Pada akhirnya, Merdeka Belajar adalah sebuah langkah maju dalam upaya memperbaiki sistem pendidikan di Indonesia. Namun, seperti semua perubahan besar, konsep ini membutuhkan waktu untuk benar-benar bisa diimplementasikan secara efektif. Harapan besar yang ditumpukan pada Merdeka Belajar harus diiringi dengan komitmen dari berbagai pihak, termasuk pemerintah, guru, dan masyarakat, untuk terus berinovasi dan menyesuaikan diri dengan dinamika yang ada.
Sebagai seorang akademisi, saya melihat potensi besar dari konsep ini untuk membawa perubahan positif dalam dunia pendidikan. Namun, kita perlu terus mengkritisi dan mengevaluasi pelaksanaannya, agar Merdeka Belajar tidak hanya menjadi slogan, tetapi juga menjadi realitas yang dapat dirasakan oleh seluruh siswa di Indonesia.
Refleksi untuk Masa Depan
Merdeka Belajar adalah sebuah inisiatif yang berani dan penuh harapan.

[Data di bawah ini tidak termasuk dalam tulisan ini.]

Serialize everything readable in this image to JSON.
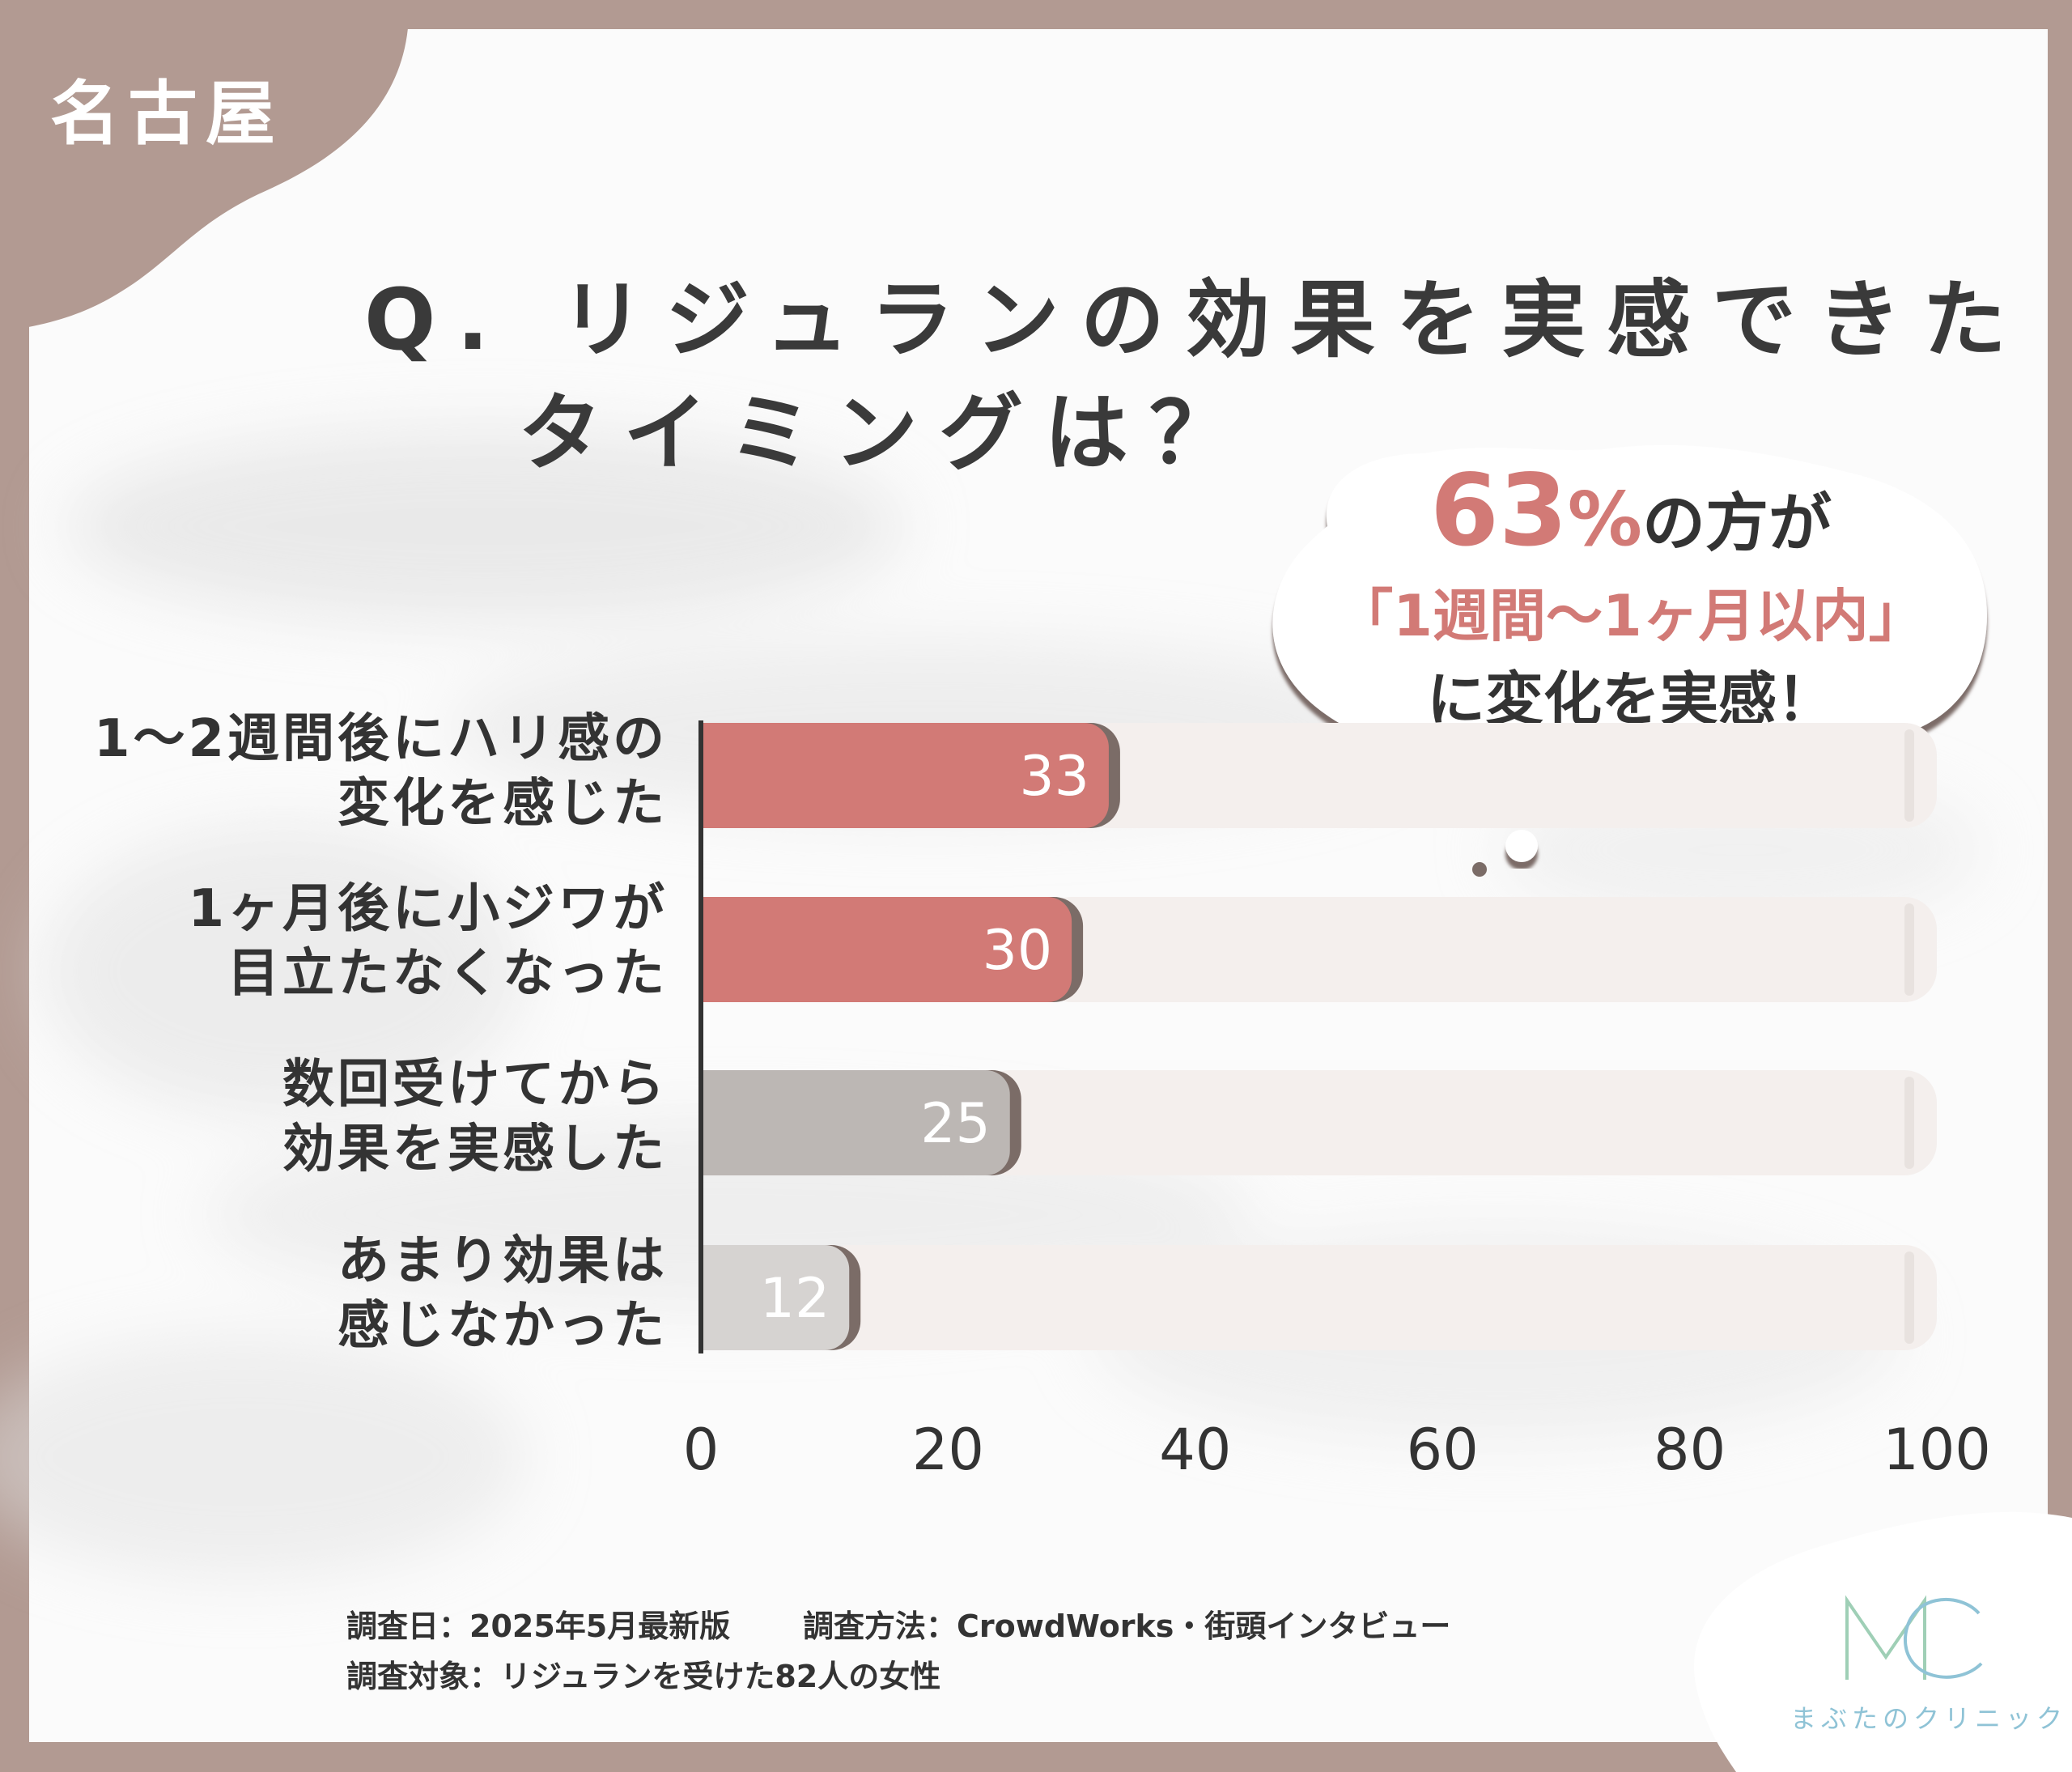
{
  "region_tag": "名古屋",
  "title": {
    "line1": "Q. リジュランの効果を実感できた",
    "line2": "タイミングは？"
  },
  "callout": {
    "percent": "63",
    "percent_sign": "%",
    "line1_rest": "の方が",
    "line2": "「1週間〜1ヶ月以内」",
    "line3": "に変化を実感！"
  },
  "chart_data": {
    "type": "bar",
    "orientation": "horizontal",
    "categories": [
      [
        "1〜2週間後にハリ感の",
        "変化を感じた"
      ],
      [
        "1ヶ月後に小ジワが",
        "目立たなくなった"
      ],
      [
        "数回受けてから",
        "効果を実感した"
      ],
      [
        "あまり効果は",
        "感じなかった"
      ]
    ],
    "values": [
      33,
      30,
      25,
      12
    ],
    "value_labels": [
      "33",
      "30",
      "25",
      "12"
    ],
    "xlim": [
      0,
      100
    ],
    "ticks": [
      0,
      20,
      40,
      60,
      80,
      100
    ],
    "tick_labels": [
      "0",
      "20",
      "40",
      "60",
      "80",
      "100"
    ],
    "grid": false,
    "bar_colors": [
      "#d27a76",
      "#d27a76",
      "#bcb7b4",
      "#d6d3d1"
    ],
    "shadow_color": "#7b6c67",
    "track_color": "#f4efed"
  },
  "footer": {
    "survey_date": "調査日：2025年5月最新版",
    "survey_method": "調査方法：CrowdWorks・街頭インタビュー",
    "survey_target": "調査対象：リジュランを受けた82人の女性"
  },
  "brand": {
    "logo_letters": "MC",
    "name": "まぶたのクリニック",
    "color": "#8fc3d6"
  },
  "colors": {
    "frame": "#b29a92",
    "accent": "#d27a76",
    "text": "#333333"
  }
}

Namun, perjalanan menuju realisasi yang sesuai harapan masih panjang. Sebagai mahasiswa doktoral, saya mengajak semua pihak untuk terus merenungkan dan berkolaborasi dalam memastikan bahwa konsep ini tidak hanya menjadi wacana, tetapi benar-benar membawa perubahan nyata dalam pendidikan kita. Sudahkah Merdeka Belajar sesuai harapan? Jawabannya ada di tangan kita semua.